In the first phase of the protocol, the transaction coordinator reads all the items that are in the transaction's read-set. If any of these items are currently being written by another transaction, then the read transaction is rejected; otherwise, the read transaction moves to the second phase. In its response to the transaction coordinator, the storage node not only returns the item's value but also its current committed log sequence number (LSN). The current committed LSN of the item is the sequence number of the last write that the storage node performed and acknowledged to the client. The LSN increases monotonically.

In the second phase, the items are read again. If there have been no changes to the items between the two phases, namely the LSNs have not changed, then the read transaction returns successfully with all of the item values that were fetched. In the case where an item has been updated between the two rounds of the protocol, the read transaction is rejected.


Experiments

A uniform key distribution and an item size of 900 bytes were used in these tests. Workloads were scaled from 100 thousand to 1 million operations per second. The experiments don't have y-axis measurements to not divulge too much information. (I am not happy about that, but business is business.)

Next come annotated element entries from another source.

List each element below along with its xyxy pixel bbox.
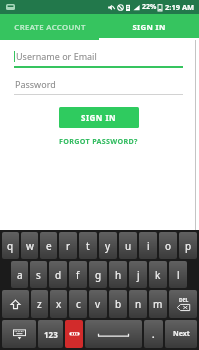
staticText: Password	[15, 78, 56, 90]
button[interactable]: g	[89, 261, 107, 288]
staticText: p	[185, 239, 192, 253]
staticText: z	[37, 297, 42, 311]
staticText: DEL	[179, 297, 189, 304]
staticText: l	[177, 268, 180, 282]
staticText: t	[86, 239, 90, 253]
button[interactable]: d	[49, 261, 67, 288]
staticText: s	[36, 268, 41, 282]
staticText: 22%	[142, 2, 157, 12]
staticText: a	[17, 268, 23, 282]
button[interactable]: k	[149, 261, 167, 288]
button[interactable]: Shift	[2, 290, 29, 318]
button[interactable]: i	[139, 232, 157, 259]
button[interactable]: z	[31, 290, 48, 318]
button[interactable]: Space	[85, 320, 142, 348]
staticText: o	[165, 239, 172, 253]
button[interactable]: j	[129, 261, 147, 288]
button[interactable]: Username or Email	[14, 50, 183, 68]
button[interactable]: r	[59, 232, 77, 259]
staticText: w	[26, 239, 34, 253]
button[interactable]: m	[149, 290, 167, 318]
button[interactable]: u	[119, 232, 137, 259]
button[interactable]: b	[109, 290, 127, 318]
staticText: h	[115, 268, 122, 282]
staticText: c	[76, 297, 81, 311]
button[interactable]: t	[79, 232, 97, 259]
button[interactable]: Password	[14, 78, 183, 95]
staticText: SIGN IN	[81, 112, 117, 123]
button[interactable]: y	[99, 232, 117, 259]
button[interactable]: Hide keyboard	[2, 320, 36, 348]
staticText: r	[66, 239, 71, 253]
button[interactable]: SIGN IN	[59, 107, 139, 128]
button[interactable]: .	[144, 320, 163, 348]
staticText: FORGOT PASSWORD?	[59, 136, 138, 146]
button[interactable]: CREATE ACCOUNT	[0, 14, 99, 40]
staticText: 123	[44, 329, 58, 340]
staticText: j	[137, 268, 140, 282]
button[interactable]: q	[2, 232, 19, 259]
staticText: y	[105, 239, 111, 253]
button[interactable]: s	[30, 261, 47, 288]
staticText: u	[125, 239, 132, 253]
button[interactable]: f	[69, 261, 87, 288]
staticText: k	[155, 268, 161, 282]
staticText: CREATE ACCOUNT	[14, 22, 86, 33]
staticText: m	[153, 297, 163, 311]
staticText: Username or Email	[16, 50, 97, 62]
button[interactable]: FORGOT PASSWORD?	[55, 134, 142, 148]
button[interactable]: o	[159, 232, 177, 259]
staticText: x	[56, 297, 62, 311]
staticText: .	[152, 328, 155, 340]
button[interactable]: c	[69, 290, 87, 318]
button[interactable]: h	[109, 261, 127, 288]
staticText: 2:19 AM	[165, 2, 195, 12]
button[interactable]: v	[89, 290, 107, 318]
staticText: f	[76, 268, 80, 282]
staticText: d	[55, 268, 62, 282]
button[interactable]: 123	[38, 320, 63, 348]
staticText: q	[7, 239, 14, 253]
button[interactable]: x	[50, 290, 67, 318]
button[interactable]: a	[11, 261, 28, 288]
button[interactable]: w	[21, 232, 38, 259]
staticText: i	[147, 239, 150, 253]
staticText: e	[46, 239, 52, 253]
staticText: g	[95, 268, 102, 282]
button[interactable]: p	[179, 232, 197, 259]
button[interactable]: Emoji	[65, 320, 83, 348]
button[interactable]: l	[169, 261, 187, 288]
button[interactable]: Next	[165, 320, 197, 348]
button[interactable]: Delete	[169, 290, 197, 318]
staticText: SIGN IN	[132, 22, 166, 33]
button[interactable]: n	[129, 290, 147, 318]
button[interactable]: e	[40, 232, 57, 259]
staticText: Next	[173, 329, 190, 339]
staticText: n	[135, 297, 142, 311]
staticText: v	[95, 297, 101, 311]
button[interactable]: SIGN IN	[99, 14, 199, 40]
staticText: b	[115, 297, 122, 311]
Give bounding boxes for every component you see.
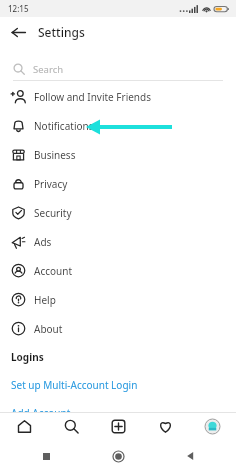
button[interactable]: Notifications — [0, 111, 236, 140]
button[interactable]: Create — [95, 413, 142, 440]
staticText: Notifications — [34, 119, 94, 133]
staticText: Set up Multi-Account Login — [11, 378, 138, 392]
button[interactable]: Recents — [36, 446, 56, 466]
button[interactable]: Privacy — [0, 169, 236, 198]
staticText: Privacy — [34, 177, 68, 191]
button[interactable]: Set up Multi-Account Login — [0, 371, 236, 399]
button[interactable]: Back — [4, 18, 32, 46]
button[interactable]: Help — [0, 285, 236, 314]
staticText: About — [34, 322, 63, 336]
staticText: Follow and Invite Friends — [34, 90, 151, 104]
button[interactable]: Back — [180, 446, 200, 466]
button[interactable]: Account — [0, 256, 236, 285]
button[interactable]: Activity — [142, 413, 189, 440]
button[interactable]: Ads — [0, 227, 236, 256]
staticText: Ads — [34, 235, 52, 249]
staticText: Search — [33, 63, 64, 76]
button[interactable]: About — [0, 314, 236, 343]
button[interactable]: Business — [0, 140, 236, 169]
button[interactable]: Search — [0, 57, 236, 81]
button[interactable]: Follow and Invite Friends — [0, 82, 236, 111]
button[interactable]: Home — [108, 446, 128, 466]
staticText: Settings — [38, 24, 85, 40]
staticText: 12:15 — [8, 3, 29, 14]
staticText: Add Account — [11, 406, 71, 420]
staticText: Business — [34, 148, 76, 162]
staticText: Help — [34, 293, 56, 307]
staticText: Account — [34, 264, 73, 278]
button[interactable]: Home — [0, 413, 48, 440]
button[interactable]: Search — [48, 413, 95, 440]
button[interactable]: Profile — [189, 413, 236, 440]
staticText: Logins — [11, 350, 44, 364]
button[interactable]: Security — [0, 198, 236, 227]
staticText: Security — [34, 206, 72, 220]
button[interactable]: Add Account — [0, 399, 236, 427]
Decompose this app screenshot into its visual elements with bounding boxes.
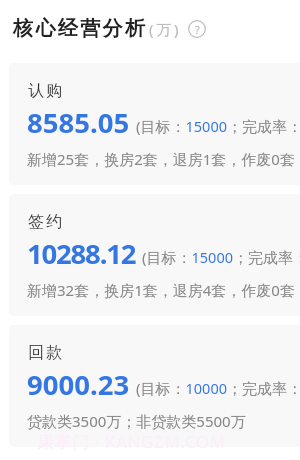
staticText: ? bbox=[195, 22, 200, 37]
staticText: (目标：15000；完成率： bbox=[136, 116, 300, 136]
staticText: 新增25套，换房2套，退房1套，作废0套 bbox=[27, 149, 295, 169]
staticText: 新增32套，换房1套，退房4套，作废0套 bbox=[27, 280, 295, 300]
staticText: 10288.12 bbox=[27, 235, 136, 272]
staticText: 核心经营分析 bbox=[13, 16, 148, 41]
staticText: (目标：10000；完成率： bbox=[136, 378, 300, 398]
staticText: 康掌门 · KANGZM.COM bbox=[37, 430, 226, 453]
staticText: 签约 bbox=[27, 212, 63, 232]
staticText: 9000.23 bbox=[27, 366, 130, 403]
staticText: (目标：15000；完成率： bbox=[142, 247, 300, 267]
button[interactable]: Help bbox=[188, 20, 206, 38]
button[interactable]: 认购 bbox=[9, 63, 300, 185]
button[interactable]: 签约 bbox=[9, 194, 300, 316]
staticText: (万) bbox=[149, 19, 182, 39]
staticText: 8585.05 bbox=[27, 104, 130, 141]
button[interactable]: 回款 bbox=[9, 325, 300, 447]
staticText: 贷款类3500万；非贷款类5500万 bbox=[27, 411, 246, 431]
staticText: 认购 bbox=[27, 81, 63, 101]
staticText: 回款 bbox=[27, 343, 63, 363]
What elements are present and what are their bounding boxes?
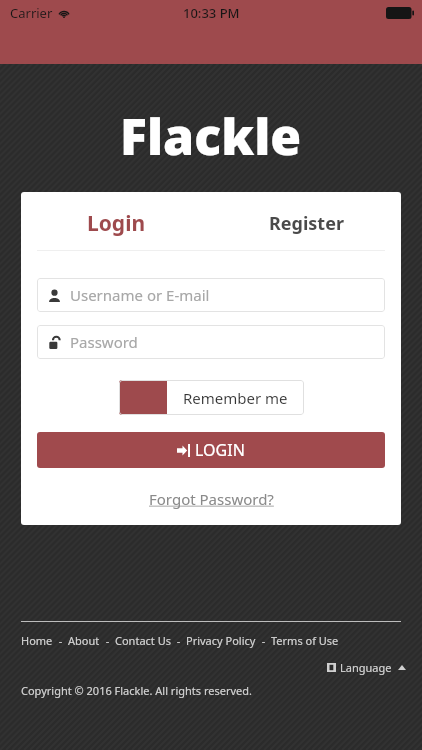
button[interactable]: LOGIN (37, 432, 385, 468)
staticText: Flackle (120, 102, 302, 170)
staticText: - (171, 633, 186, 648)
button[interactable]: Username or E-mail (37, 278, 385, 312)
button[interactable]: Home (21, 633, 53, 648)
button[interactable]: About (68, 633, 100, 648)
staticText: LOGIN (195, 439, 245, 461)
button[interactable]: Register (211, 205, 401, 241)
staticText: Home (21, 633, 53, 648)
button[interactable]: Contact Us (115, 633, 171, 648)
staticText: - (100, 633, 115, 648)
staticText: Terms of Use (271, 633, 339, 648)
staticText: Carrier (10, 4, 53, 22)
staticText: Register (269, 211, 344, 236)
staticText: Copyright © 2016 Flackle. All rights res… (21, 683, 252, 698)
staticText: Privacy Policy (186, 633, 256, 648)
staticText: 10:33 PM (183, 4, 240, 22)
staticText: About (68, 633, 100, 648)
staticText: Remember me (183, 388, 288, 408)
staticText: Password (70, 332, 138, 352)
staticText: Username or E-mail (70, 285, 210, 305)
button[interactable]: Forgot Password? (145, 485, 278, 513)
staticText: - (256, 633, 271, 648)
staticText: Forgot Password? (149, 489, 274, 509)
button[interactable]: Remember me (119, 380, 304, 415)
staticText: Language (340, 660, 392, 675)
button[interactable]: Privacy Policy (186, 633, 256, 648)
button[interactable]: Password (37, 325, 385, 359)
staticText: Login (87, 209, 146, 238)
button[interactable]: Language (325, 658, 408, 677)
staticText: Contact Us (115, 633, 171, 648)
staticText: - (53, 633, 68, 648)
button[interactable]: Login (21, 205, 211, 241)
button[interactable]: Terms of Use (271, 633, 339, 648)
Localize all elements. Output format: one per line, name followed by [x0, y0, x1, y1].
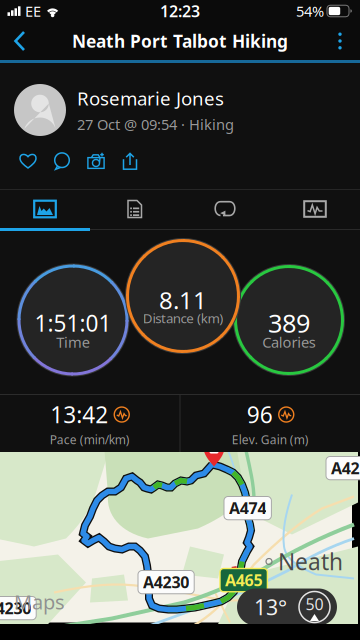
button[interactable]: Laps: [180, 190, 270, 228]
staticText: 13:42: [50, 400, 108, 430]
staticText: Maps: [14, 588, 65, 615]
staticText: EE: [25, 1, 41, 21]
staticText: Elev. Gain (m): [232, 432, 309, 448]
staticText: A474: [229, 498, 266, 519]
staticText: Calories: [262, 332, 316, 352]
button[interactable]: Details: [90, 190, 180, 228]
staticText: 12:23: [160, 0, 200, 22]
staticText: 50: [306, 593, 324, 615]
staticText: Rosemarie Jones: [77, 86, 224, 111]
staticText: 389: [268, 306, 310, 340]
staticText: 13°: [254, 593, 287, 621]
button[interactable]: Add photo: [79, 148, 113, 174]
button[interactable]: Map: [0, 190, 90, 228]
staticText: Pace (min/km): [50, 432, 130, 448]
button[interactable]: Comment: [45, 148, 79, 174]
staticText: Neath Port Talbot Hiking: [72, 30, 288, 52]
button[interactable]: Charts: [270, 190, 360, 228]
staticText: 96: [247, 400, 273, 430]
staticText: A4230: [143, 572, 189, 593]
staticText: A42: [331, 458, 360, 479]
staticText: 8.11: [159, 284, 207, 316]
staticText: Time: [56, 332, 90, 352]
staticText: 1:51:01: [34, 308, 112, 338]
button[interactable]: Share: [113, 148, 147, 174]
button[interactable]: Back: [0, 22, 40, 60]
staticText: A4230: [0, 598, 31, 619]
button[interactable]: More options: [320, 22, 360, 60]
staticText: Neath: [278, 546, 343, 577]
staticText: A465: [225, 570, 262, 591]
staticText: 27 Oct @ 09:54 · Hiking: [77, 115, 234, 134]
staticText: Distance (km): [143, 309, 223, 327]
staticText: 54%: [296, 1, 324, 21]
button[interactable]: Like: [11, 148, 45, 174]
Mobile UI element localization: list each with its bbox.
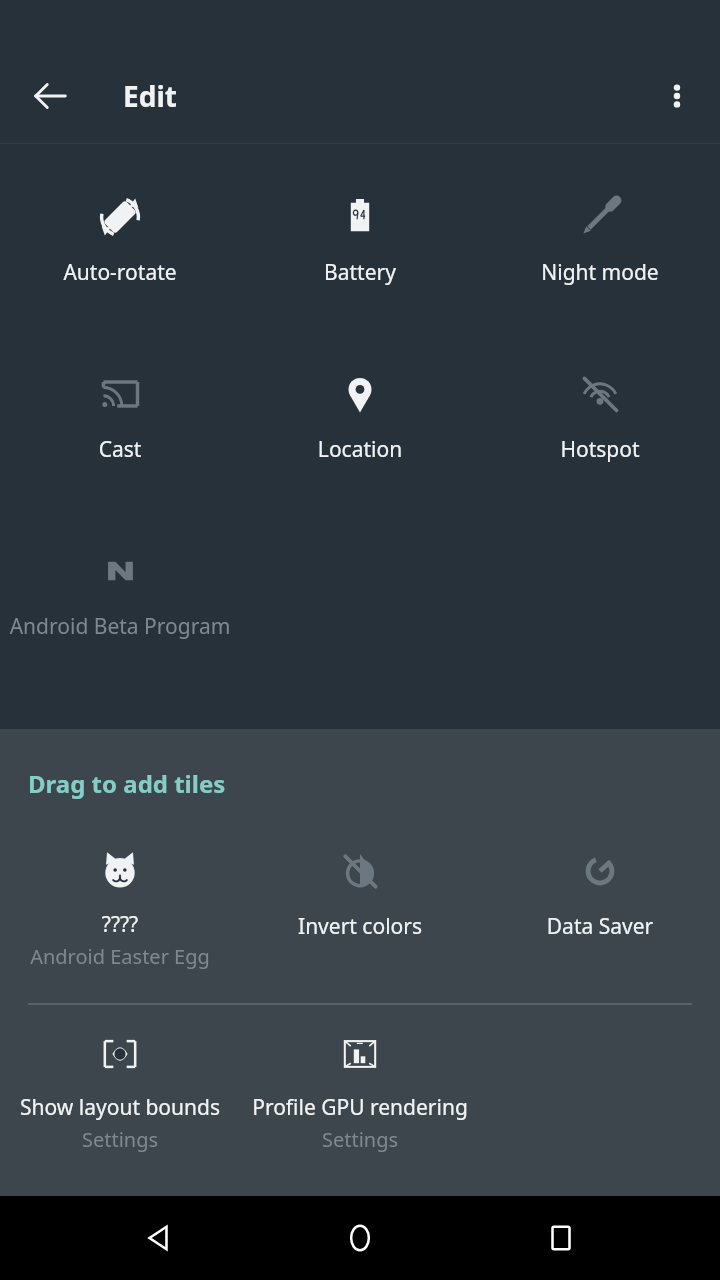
button[interactable]: Back xyxy=(117,1196,201,1280)
button[interactable]: Show layout bounds xyxy=(0,1031,240,1153)
staticText: Location xyxy=(246,435,474,464)
staticText: ???? xyxy=(4,910,236,939)
button[interactable]: Back xyxy=(18,64,82,128)
staticText: Android Easter Egg xyxy=(0,943,240,970)
button[interactable]: More options xyxy=(648,67,706,125)
staticText: Settings xyxy=(240,1126,480,1153)
button[interactable]: Battery xyxy=(240,194,480,287)
staticText: Auto-rotate xyxy=(6,258,234,287)
staticText: Cast xyxy=(6,435,234,464)
staticText: Edit xyxy=(123,77,177,115)
staticText: Hotspot xyxy=(486,435,714,464)
button[interactable]: Home xyxy=(318,1196,402,1280)
button[interactable]: Invert colors xyxy=(240,848,480,941)
button[interactable]: Android Beta Program xyxy=(0,548,240,641)
staticText: Battery xyxy=(246,258,474,287)
staticText: Drag to add tiles xyxy=(28,767,226,800)
staticText: Night mode xyxy=(486,258,714,287)
button[interactable]: Location xyxy=(240,371,480,464)
button[interactable]: Data Saver xyxy=(480,848,720,941)
staticText: Show layout bounds xyxy=(4,1093,236,1122)
button[interactable]: ???? xyxy=(0,848,240,970)
staticText: Settings xyxy=(0,1126,240,1153)
staticText: Invert colors xyxy=(246,912,474,941)
button[interactable]: Recents xyxy=(519,1196,603,1280)
staticText: Profile GPU rendering xyxy=(244,1093,476,1122)
button[interactable]: Hotspot xyxy=(480,371,720,464)
staticText: Data Saver xyxy=(486,912,714,941)
staticText: Android Beta Program xyxy=(6,612,234,641)
button[interactable]: Profile GPU rendering xyxy=(240,1031,480,1153)
button[interactable]: Auto-rotate xyxy=(0,194,240,287)
button[interactable]: Night mode xyxy=(480,194,720,287)
button[interactable]: Cast xyxy=(0,371,240,464)
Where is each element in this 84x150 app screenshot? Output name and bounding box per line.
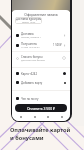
button[interactable]: Home (16, 114, 25, 120)
button[interactable]: Добавить карту (12, 79, 70, 86)
staticText: Добавить карту (21, 81, 43, 85)
staticText: Оплатить 3 500 ₽ (27, 106, 55, 111)
button[interactable]: Карта •4242 (12, 70, 70, 77)
staticText: Оформление заказа (12, 12, 70, 17)
staticText: Доставка (21, 32, 34, 36)
button[interactable]: Profile (57, 114, 66, 120)
button[interactable]: Списать бонусы (12, 54, 70, 62)
button[interactable]: Catalog (30, 114, 39, 120)
staticText: Карта •4242 (21, 72, 37, 76)
button[interactable]: Получатель (12, 41, 70, 49)
staticText: Доступно 500 баллов (21, 59, 45, 62)
staticText: Чек на почту (21, 97, 39, 101)
button[interactable]: Cart (43, 114, 52, 120)
staticText: Списать бонусы (21, 55, 43, 59)
button[interactable]: Доставка курьером (15, 17, 42, 24)
staticText: Оплачивайте картой (10, 126, 71, 134)
button[interactable]: Доставка (12, 31, 70, 39)
staticText: Москва, Ленина 1 (21, 36, 41, 39)
button[interactable]: Чек на почту (12, 95, 70, 102)
staticText: завтра, 10:00 (22, 21, 36, 24)
staticText: +7 999 123-45-67 (21, 46, 40, 49)
staticText: Доставка курьером (16, 17, 42, 21)
button[interactable]: Оплатить 3 500 ₽ (15, 104, 67, 112)
staticText: и бонусами (10, 134, 44, 142)
staticText: 1 500 ₽ (53, 43, 62, 47)
staticText: Получатель (21, 42, 37, 46)
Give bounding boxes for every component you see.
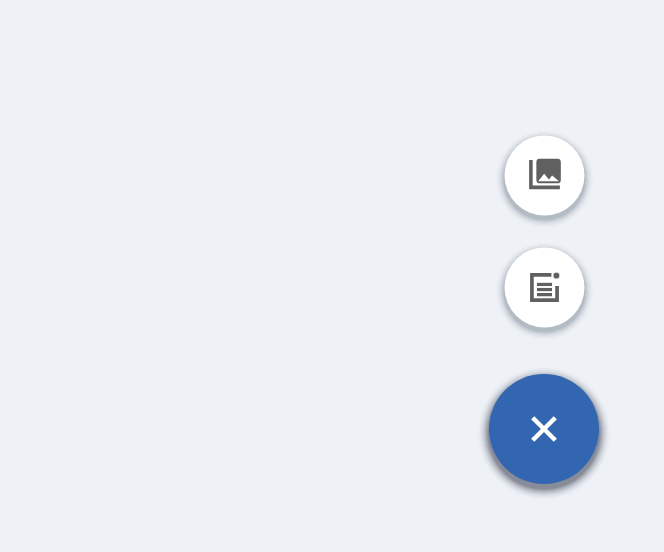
button[interactable]: Create new post <box>490 233 599 342</box>
button[interactable]: Close menu <box>470 355 618 503</box>
button[interactable]: Add photo from library <box>490 121 599 230</box>
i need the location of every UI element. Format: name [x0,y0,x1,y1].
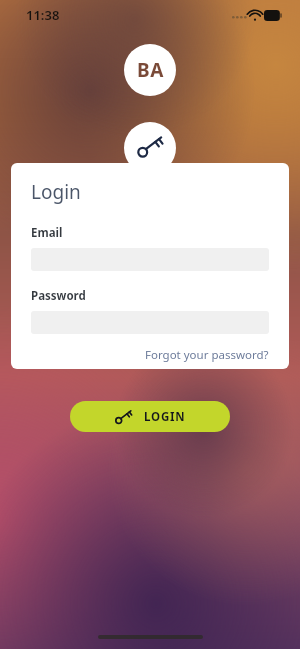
staticText: Password [31,288,86,304]
button[interactable]: Secure login [124,122,176,174]
staticText: LOGIN [144,409,186,425]
staticText: Login [31,179,81,205]
button[interactable]: LOGIN [70,401,230,432]
button[interactable]: Brand logo [124,44,176,96]
staticText: Email [31,225,63,241]
staticText: 11:38 [26,6,60,24]
staticText: BA [137,57,164,83]
button[interactable]: Forgot your password? [145,345,269,365]
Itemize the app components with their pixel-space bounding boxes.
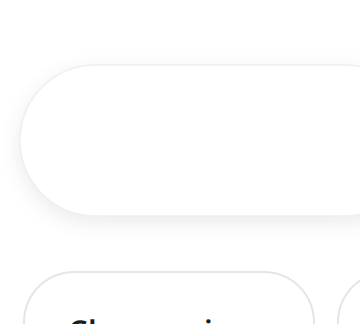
button[interactable]: Next option — [338, 272, 360, 324]
button[interactable]: Change ringer — [24, 272, 314, 324]
staticText: Change ringer — [68, 310, 283, 324]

What we see is nice predictability. With the increase in throughput, both TransactGetItems and TransactWriteItems exhibit negligible variances at P50. The latency increases slightly at P99 as the request rate increases; this is due to increased java garbage collection on the transaction coordinators when the load is heavier.

In Fig 7 and 8, we can see how close the latencies of transactions are to single key operations.


Although reads and writes to items within a transaction are processed in parallel, the latency of the transaction request is determined by its slowest operation. Transactions that involve a greater number of operations are more likely to experience a slow read or write.




Comparison of cancellation rate for varied contentious workloads are shown in Figures 9 and 10.




Conclusion

DynamoDB is ticking along (pun!) as always with predictable and high-performance at any scale. Recent prime day stats shows that DynamoDB served at peak 126 million requests per second with single digit millisecond latency and high availability.

I didn't get a chance to mention this so far in the review, but DynamoDB transactions were also TLA+ modeled and checked especially for getting things right in the presence of failures.

The Usenix ATC conference presentation video is still not released on this paper. But in his Fast 19 keynote, Doug Terry had covered the thinking behind DynamoDB transactions in detail. It is a great watch (oh, Murat, stop it with the time related puns!).